Oleh : Christin natalia (bk 2018)Â
Anak-anak berkebutuhan khusus (ABK) adalah anak-anak yang tumbuh dan berkembang dengan berbagai perbedaan dengan anak-anak pada umumnya. Istilah anak-anak dengan kebutuhan khusus tidak mengacu pada sebutan untuk anak-anak penyandang cacat, tetapi mengacu pada layanan khusus yang dibutuhkan anak-anak dengan kebutuhan khusus.
Era pandemi saat ini berdampak negatif pada akses pendidikan untuk pendidik maupun peserta didik, termasuk individu dengan berkebutuhan khusus. Kurang lebih 15% penduduk dunia yang diperkirakan merupakan penyandang disabilitas yang memiliki
kebutuhan khusus dimungkinkan tidak dapat mengakses kualitas pendidikan yang memadai (United Nations Sustainable Development Group /UNSDG, 2020). Hal ini disebabkan karena model pembelajaran online (daring) yang menjadi salah satu alternatif layanan pendidikan, tidak cukup aksesibel maupun mendukung pembelajaran bagi individu dengan berkebutuhan khusus (UNESCO, 2020). Layanan pendidikan yang tidak memadai ini disebabkan oleh berbagai faktor, diantaranya:Â
a) lemahnya penguasaan IT oleh pendidik sehingga mereka terampil dan tidak siap untuk menyampaikan pembelajaran secara daring bagi peserta didik dengan kebutuhan khusus.

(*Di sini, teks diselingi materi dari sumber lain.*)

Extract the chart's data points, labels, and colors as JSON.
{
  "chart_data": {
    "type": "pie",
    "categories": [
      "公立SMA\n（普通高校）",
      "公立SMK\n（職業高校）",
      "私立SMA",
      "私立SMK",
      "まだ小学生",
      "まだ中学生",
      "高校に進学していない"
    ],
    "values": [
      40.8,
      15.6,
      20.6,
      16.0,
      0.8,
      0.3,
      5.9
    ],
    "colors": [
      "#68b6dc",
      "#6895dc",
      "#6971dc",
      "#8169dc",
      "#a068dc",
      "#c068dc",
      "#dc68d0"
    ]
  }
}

b) kepemilikan sarana pendukung (misal: jaringan internet, alat elektronik) pembelajaran daring yang masih jarang ditemui terutama di daerahterpencil, dan
 c) dukungan belajar di rumah yang minim karena dampak ekonomi yang terkait dengan sumber penghasilan keluarga.

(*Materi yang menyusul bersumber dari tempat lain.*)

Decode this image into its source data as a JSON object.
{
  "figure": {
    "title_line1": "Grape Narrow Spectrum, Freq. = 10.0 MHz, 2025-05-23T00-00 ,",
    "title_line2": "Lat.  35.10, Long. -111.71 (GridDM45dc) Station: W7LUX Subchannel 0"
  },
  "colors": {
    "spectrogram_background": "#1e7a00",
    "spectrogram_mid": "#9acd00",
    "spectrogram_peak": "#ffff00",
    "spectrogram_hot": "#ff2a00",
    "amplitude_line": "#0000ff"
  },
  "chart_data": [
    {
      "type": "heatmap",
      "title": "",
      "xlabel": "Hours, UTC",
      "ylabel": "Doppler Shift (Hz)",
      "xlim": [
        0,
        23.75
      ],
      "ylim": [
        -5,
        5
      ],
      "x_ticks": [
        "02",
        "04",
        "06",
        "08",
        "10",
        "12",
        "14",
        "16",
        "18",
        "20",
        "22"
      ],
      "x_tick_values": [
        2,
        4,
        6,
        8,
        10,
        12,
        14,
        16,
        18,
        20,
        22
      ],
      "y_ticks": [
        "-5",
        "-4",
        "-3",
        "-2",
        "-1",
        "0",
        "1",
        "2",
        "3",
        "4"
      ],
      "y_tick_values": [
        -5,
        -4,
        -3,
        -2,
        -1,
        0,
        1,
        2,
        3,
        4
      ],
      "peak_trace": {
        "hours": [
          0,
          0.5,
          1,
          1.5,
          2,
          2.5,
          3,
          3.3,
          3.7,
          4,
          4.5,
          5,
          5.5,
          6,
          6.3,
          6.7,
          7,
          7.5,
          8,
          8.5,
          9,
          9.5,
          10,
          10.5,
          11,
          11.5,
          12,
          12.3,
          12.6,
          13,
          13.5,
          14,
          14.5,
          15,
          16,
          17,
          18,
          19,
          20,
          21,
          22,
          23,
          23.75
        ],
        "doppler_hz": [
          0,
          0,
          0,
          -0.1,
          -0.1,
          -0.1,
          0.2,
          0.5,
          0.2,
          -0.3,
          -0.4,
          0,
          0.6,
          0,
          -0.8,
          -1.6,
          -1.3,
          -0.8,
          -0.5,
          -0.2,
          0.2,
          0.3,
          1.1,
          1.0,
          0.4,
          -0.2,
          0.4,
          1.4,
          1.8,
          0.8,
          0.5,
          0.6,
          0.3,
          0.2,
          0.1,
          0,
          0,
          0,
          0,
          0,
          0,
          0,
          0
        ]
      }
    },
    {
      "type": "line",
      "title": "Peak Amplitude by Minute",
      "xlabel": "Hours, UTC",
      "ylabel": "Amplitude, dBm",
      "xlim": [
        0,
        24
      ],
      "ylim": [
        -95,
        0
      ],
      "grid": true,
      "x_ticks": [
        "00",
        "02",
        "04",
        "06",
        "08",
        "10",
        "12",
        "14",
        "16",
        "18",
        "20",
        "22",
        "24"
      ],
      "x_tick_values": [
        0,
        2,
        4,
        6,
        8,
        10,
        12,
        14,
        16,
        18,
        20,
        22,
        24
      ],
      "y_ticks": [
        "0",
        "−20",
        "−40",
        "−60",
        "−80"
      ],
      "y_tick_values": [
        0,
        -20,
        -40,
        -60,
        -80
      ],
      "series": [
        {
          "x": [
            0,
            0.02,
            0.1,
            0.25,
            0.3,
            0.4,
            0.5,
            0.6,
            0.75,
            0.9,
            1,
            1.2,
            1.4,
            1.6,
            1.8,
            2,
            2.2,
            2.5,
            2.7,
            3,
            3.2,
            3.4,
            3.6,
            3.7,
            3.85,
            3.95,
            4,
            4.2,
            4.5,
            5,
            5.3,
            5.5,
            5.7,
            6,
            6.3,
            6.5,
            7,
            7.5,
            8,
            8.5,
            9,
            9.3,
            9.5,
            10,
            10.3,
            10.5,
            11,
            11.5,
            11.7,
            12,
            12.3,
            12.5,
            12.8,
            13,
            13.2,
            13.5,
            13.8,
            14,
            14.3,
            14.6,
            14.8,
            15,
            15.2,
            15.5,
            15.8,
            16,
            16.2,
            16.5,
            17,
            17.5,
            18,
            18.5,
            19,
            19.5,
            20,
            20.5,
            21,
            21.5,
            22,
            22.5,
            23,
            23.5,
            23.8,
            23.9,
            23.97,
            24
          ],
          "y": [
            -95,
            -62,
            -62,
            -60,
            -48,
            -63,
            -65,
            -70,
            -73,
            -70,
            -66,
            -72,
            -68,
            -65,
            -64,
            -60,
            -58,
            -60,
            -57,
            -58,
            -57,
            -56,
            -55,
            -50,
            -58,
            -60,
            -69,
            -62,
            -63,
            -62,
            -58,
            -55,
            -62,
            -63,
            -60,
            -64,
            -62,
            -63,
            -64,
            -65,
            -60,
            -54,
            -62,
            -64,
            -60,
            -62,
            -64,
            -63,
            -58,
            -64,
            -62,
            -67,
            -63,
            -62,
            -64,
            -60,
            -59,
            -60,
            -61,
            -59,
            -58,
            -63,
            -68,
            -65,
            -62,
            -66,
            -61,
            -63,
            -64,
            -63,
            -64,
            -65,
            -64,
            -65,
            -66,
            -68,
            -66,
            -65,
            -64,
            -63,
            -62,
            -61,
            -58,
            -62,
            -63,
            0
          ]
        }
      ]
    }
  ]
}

Situasi pembelajaran darurat saat ini tidak dapat diprediksi dilaksanakan sampai waktu tertentu karena upaya pencegahan dan perkembangan penularan virus yang beragam di berbagai daerah maupun negara.
Dengan memfokuskan pada pembelajaran untuk peserta didik berkebutuhan khusus, maka artikel ini secara berurutan membahas. dampak pandemi terhadap layanan pendidikan pada peserta didik berkebutuhan khusus di Indonesia. Selain itu, alternatif sistem pembelajaran yang dapat diterapkan
untuk peserta didik berkebutuhan khusus juga dikaji agar dapat menjadi acuan institusi pendidikan khususnya bagi peserta didik berkebutuhan khusus di era pandemi ini.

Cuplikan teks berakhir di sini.